ヘッジホッグ経路関連がんのゲノム診断、腫瘍微小環境及び標的治療

論文タイトル
Genomic testing, tumor microenvironment and targeted therapy of Hedgehog-related human cancers
論文タイトル(訳)
ヘッジホッグ経路関連がんのゲノム診断、腫瘍微小環境及び標的治療
DOI
10.1042/CS20180845
ジャーナル名
Clinical Science
巻号
Vol.130 No.8 (953-970)
著者名(敬称略)
加藤 勝
所属
国立がん研究センター オミックスネットワーク部門

抄訳

ヘッジホッグ(Hh)シグナルはSmoothened (SMO)-GLI及びSMO-RhoA経路等に伝達される。

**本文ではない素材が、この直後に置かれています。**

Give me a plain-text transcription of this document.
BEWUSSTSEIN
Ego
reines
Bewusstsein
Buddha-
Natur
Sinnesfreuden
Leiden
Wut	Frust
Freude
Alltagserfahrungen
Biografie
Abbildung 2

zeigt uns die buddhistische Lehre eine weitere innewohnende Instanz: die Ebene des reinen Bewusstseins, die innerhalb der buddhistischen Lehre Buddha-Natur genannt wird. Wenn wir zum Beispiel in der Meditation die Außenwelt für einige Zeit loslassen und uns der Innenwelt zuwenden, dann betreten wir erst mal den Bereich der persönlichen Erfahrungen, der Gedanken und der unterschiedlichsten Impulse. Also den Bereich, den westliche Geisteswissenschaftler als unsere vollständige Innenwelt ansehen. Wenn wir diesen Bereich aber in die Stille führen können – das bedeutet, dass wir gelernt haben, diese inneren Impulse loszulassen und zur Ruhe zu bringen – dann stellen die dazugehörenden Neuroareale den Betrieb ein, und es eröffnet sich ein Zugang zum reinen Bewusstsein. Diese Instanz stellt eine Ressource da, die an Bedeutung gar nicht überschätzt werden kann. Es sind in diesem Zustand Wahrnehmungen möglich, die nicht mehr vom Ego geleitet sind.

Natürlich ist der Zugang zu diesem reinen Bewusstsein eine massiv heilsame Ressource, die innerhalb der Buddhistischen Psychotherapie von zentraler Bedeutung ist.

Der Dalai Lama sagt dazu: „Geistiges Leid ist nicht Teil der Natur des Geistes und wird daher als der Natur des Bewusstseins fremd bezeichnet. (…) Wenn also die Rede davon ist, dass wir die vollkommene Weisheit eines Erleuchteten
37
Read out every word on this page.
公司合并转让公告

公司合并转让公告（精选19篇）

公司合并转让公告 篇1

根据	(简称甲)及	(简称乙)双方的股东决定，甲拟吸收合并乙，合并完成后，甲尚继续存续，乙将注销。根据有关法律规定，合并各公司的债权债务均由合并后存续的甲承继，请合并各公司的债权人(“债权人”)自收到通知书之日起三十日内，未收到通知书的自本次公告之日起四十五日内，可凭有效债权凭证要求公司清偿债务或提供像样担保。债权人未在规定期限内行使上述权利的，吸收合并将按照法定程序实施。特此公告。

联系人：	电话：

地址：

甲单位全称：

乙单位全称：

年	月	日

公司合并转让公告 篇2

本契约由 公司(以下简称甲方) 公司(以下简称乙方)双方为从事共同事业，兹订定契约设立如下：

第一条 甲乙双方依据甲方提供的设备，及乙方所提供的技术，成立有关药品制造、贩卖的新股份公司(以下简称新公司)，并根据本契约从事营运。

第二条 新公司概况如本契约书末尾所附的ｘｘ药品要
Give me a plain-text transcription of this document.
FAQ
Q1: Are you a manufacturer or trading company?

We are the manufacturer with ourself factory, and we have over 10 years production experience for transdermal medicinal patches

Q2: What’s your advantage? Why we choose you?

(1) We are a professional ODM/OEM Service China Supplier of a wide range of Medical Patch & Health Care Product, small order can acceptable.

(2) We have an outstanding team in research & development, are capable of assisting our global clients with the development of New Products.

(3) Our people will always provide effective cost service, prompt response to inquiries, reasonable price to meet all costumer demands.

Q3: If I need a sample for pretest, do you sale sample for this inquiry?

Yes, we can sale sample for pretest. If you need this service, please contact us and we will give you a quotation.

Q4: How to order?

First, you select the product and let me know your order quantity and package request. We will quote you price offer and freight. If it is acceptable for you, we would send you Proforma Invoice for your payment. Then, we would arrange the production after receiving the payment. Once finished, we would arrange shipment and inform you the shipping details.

がん細胞内におけるHhシグナル活性化は、幹細胞の自己複製、腫瘍細胞の生存増殖、浸潤転移を促進する。がん微小環境おけるヘッジホッグシグナル活性化は、血管新生、線維化、免疫回避、がん疼痛等を惹起する。Hh経路に関連する遺伝子異常は、基底細胞がんや髄芽腫において高頻度に認められ、乳がん、大腸がん、胃がん、膵がんなどにおいても低頻度に認められる。基底細胞がん患者に対するHh経路阻害剤vismodegib或いはsonidegibの単独療法、並びに急性骨髄性白血病患者に対するHh経路阻害剤glasdegibの併用療法が、米国食品医薬品局 (FDA) により承認されている。Hh経路下流の遺伝子異常やWNT-β-catenin経路の活性化により、Hh経路阻害剤に対する治療抵抗性が誘導される。Hh経路阻害剤による腫瘍免疫賦活作用に着目して、vismodegibと免疫チェックポイント阻害剤pembrolizumabとの併用療法の治験が進行中である。